Saturday 23 February 2019

I want my autistic child to make friends

Two furry teddy bears leaning against one another, facing the camera

Many parents new to the world of autism are worried that their child won't have friends.

It's certainly true that autistic children can struggle in a non-autistic world.  But there's lots of hope ahead.

The important thing is that the parents know about autism.  Knowing that it's part of brain diversity, not a disease.  In the same way as being dyslexic is a brain diversity.
Knowing that it means their child is probably sensing the world very differently, with way too much information coming in from some senses, and way too little from others.

I recommend that parents have a look at This two minute video, with the sound turned right up  and experience the possible world of their child, in any busy, noisy place.  Parties, for example.  Classrooms.  Supermarkets.  So loud, so bright, so overwhelming.

Parents also need to know that autistic children speak a different 'social language' to other children, so there are misunderstandings on both sides.  It's never the fault of one side or the other.  Both sides need to learn how to 'speak' some of each other's languages.
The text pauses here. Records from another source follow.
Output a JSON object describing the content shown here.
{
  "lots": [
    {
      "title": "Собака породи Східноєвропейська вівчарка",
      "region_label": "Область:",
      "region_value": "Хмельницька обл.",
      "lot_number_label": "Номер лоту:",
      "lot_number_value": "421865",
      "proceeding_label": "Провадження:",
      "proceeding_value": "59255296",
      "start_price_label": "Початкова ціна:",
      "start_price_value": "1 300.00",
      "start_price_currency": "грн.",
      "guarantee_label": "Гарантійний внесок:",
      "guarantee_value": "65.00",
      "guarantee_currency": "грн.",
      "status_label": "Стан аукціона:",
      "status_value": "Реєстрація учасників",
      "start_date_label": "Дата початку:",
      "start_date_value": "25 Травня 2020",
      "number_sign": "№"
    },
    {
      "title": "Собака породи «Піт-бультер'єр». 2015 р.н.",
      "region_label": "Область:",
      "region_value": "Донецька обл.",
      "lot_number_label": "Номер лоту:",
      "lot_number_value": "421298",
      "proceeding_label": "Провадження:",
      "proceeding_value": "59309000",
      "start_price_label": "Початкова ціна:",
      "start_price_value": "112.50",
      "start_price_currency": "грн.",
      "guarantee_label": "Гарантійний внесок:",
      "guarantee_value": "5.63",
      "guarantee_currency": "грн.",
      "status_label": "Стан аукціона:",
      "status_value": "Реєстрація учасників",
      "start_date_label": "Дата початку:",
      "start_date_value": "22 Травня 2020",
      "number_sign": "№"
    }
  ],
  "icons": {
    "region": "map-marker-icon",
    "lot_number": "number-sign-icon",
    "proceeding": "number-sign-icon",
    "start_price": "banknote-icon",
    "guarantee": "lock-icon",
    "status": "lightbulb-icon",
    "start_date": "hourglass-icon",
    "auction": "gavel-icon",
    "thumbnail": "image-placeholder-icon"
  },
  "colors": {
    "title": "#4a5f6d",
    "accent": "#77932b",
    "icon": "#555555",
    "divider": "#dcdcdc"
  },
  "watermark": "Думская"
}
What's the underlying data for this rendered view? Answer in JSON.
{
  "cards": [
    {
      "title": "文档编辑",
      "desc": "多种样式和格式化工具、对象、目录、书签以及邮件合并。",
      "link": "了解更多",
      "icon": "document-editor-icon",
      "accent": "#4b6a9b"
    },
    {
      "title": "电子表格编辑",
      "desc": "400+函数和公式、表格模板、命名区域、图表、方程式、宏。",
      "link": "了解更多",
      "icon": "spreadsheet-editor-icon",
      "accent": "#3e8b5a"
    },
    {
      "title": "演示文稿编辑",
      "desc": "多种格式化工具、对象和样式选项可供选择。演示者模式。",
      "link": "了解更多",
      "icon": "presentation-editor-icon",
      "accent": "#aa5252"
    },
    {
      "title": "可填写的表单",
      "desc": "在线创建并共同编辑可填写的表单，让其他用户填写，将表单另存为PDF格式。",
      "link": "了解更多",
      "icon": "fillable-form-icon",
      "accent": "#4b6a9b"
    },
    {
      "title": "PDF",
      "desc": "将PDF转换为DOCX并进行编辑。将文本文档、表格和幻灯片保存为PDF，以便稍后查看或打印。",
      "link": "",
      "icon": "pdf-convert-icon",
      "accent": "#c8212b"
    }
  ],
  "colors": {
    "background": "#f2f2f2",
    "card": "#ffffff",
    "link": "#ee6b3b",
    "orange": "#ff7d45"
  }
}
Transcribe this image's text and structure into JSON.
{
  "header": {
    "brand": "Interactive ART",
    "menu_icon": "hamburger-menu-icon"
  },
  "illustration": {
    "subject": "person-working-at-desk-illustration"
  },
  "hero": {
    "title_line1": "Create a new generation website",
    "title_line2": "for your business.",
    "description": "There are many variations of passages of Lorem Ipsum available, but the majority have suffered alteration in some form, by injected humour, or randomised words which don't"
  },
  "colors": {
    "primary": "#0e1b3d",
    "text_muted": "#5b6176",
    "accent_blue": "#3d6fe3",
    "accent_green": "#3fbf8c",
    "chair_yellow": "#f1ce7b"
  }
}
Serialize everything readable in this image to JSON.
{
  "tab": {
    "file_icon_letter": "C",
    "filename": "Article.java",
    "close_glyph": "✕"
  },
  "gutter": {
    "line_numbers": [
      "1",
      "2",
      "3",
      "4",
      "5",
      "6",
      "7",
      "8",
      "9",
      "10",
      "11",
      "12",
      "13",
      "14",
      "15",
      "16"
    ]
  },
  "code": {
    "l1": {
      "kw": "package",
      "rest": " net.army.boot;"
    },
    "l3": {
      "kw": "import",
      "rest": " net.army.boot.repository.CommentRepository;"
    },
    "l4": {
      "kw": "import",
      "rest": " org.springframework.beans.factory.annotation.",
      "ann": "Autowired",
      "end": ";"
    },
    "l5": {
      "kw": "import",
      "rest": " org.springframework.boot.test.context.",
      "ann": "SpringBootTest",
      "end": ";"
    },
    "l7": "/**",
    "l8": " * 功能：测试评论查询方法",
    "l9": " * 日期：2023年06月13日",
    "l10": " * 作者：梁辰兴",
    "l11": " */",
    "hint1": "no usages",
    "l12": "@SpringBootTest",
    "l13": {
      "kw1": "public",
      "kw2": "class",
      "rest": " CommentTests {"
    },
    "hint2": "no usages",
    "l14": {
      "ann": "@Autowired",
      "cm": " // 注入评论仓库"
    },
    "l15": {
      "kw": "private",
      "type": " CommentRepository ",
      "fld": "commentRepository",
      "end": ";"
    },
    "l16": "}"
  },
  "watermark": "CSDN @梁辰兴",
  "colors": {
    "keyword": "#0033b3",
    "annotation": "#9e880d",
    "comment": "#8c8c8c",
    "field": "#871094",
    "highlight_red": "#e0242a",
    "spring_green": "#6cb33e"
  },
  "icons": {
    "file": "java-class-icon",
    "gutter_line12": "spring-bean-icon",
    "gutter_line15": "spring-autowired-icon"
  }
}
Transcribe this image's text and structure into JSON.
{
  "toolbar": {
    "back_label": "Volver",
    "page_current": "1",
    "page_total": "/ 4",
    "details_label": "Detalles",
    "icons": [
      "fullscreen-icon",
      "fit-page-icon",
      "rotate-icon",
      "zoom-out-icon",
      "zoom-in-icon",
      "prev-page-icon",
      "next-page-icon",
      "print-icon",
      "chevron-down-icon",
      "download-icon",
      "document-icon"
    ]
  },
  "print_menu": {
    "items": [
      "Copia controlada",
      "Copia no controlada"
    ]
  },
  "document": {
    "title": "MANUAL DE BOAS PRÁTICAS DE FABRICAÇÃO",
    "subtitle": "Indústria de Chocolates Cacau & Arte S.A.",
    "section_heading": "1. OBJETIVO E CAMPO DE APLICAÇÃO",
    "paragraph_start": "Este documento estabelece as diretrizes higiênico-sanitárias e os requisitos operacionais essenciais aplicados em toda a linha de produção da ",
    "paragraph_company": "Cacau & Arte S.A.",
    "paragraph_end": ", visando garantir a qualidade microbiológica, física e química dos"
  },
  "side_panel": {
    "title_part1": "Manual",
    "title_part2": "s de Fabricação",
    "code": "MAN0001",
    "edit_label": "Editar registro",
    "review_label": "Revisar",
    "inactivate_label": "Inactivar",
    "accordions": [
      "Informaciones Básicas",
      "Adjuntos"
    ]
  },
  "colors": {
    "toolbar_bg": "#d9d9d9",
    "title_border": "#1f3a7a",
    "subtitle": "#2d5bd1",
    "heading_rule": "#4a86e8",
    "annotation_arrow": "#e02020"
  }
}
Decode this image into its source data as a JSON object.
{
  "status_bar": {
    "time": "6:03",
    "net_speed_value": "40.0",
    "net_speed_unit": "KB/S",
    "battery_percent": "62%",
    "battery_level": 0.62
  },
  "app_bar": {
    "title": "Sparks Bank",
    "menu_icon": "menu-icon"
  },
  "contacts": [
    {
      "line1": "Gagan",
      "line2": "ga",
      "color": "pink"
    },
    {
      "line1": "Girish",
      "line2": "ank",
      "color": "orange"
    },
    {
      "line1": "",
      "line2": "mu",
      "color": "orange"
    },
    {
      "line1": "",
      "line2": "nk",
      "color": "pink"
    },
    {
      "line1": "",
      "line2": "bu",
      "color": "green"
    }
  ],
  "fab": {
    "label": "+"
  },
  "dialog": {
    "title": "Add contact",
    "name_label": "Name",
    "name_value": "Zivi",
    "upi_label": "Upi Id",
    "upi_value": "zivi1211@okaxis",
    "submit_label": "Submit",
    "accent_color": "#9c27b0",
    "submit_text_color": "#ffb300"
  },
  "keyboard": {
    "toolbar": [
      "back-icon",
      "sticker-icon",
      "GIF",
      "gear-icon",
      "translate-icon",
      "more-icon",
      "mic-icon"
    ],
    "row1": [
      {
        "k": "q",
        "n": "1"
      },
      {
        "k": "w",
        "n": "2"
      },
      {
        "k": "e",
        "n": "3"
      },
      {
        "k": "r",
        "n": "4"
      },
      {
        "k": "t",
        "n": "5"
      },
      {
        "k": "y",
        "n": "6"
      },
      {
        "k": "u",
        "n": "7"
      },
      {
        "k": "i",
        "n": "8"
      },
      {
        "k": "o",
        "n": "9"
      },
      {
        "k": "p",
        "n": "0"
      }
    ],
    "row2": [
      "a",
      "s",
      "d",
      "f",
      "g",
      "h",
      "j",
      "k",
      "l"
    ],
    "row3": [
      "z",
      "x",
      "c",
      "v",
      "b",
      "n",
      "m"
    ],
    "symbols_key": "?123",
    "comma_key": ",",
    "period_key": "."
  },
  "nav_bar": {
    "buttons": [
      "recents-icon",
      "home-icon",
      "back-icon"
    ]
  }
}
Autistic children prefer to meet somewhere where there isn't a crowd of others.
They prefer to play alongside another child, using separate toys or games.
They don't make a lot of eye contact, because it hurts tremendously to do so, but they see well out of the side of their eyes, and can hear amazingly well when it's quiet enough to do so.
On average, they play more fairly than others.  But, they may panic if someone takes their stuff away or moves it.  Why?  Go back and watch that two minute video again, and think about what would be calming for that young boy.  A favourite thing?  A familiar pattern?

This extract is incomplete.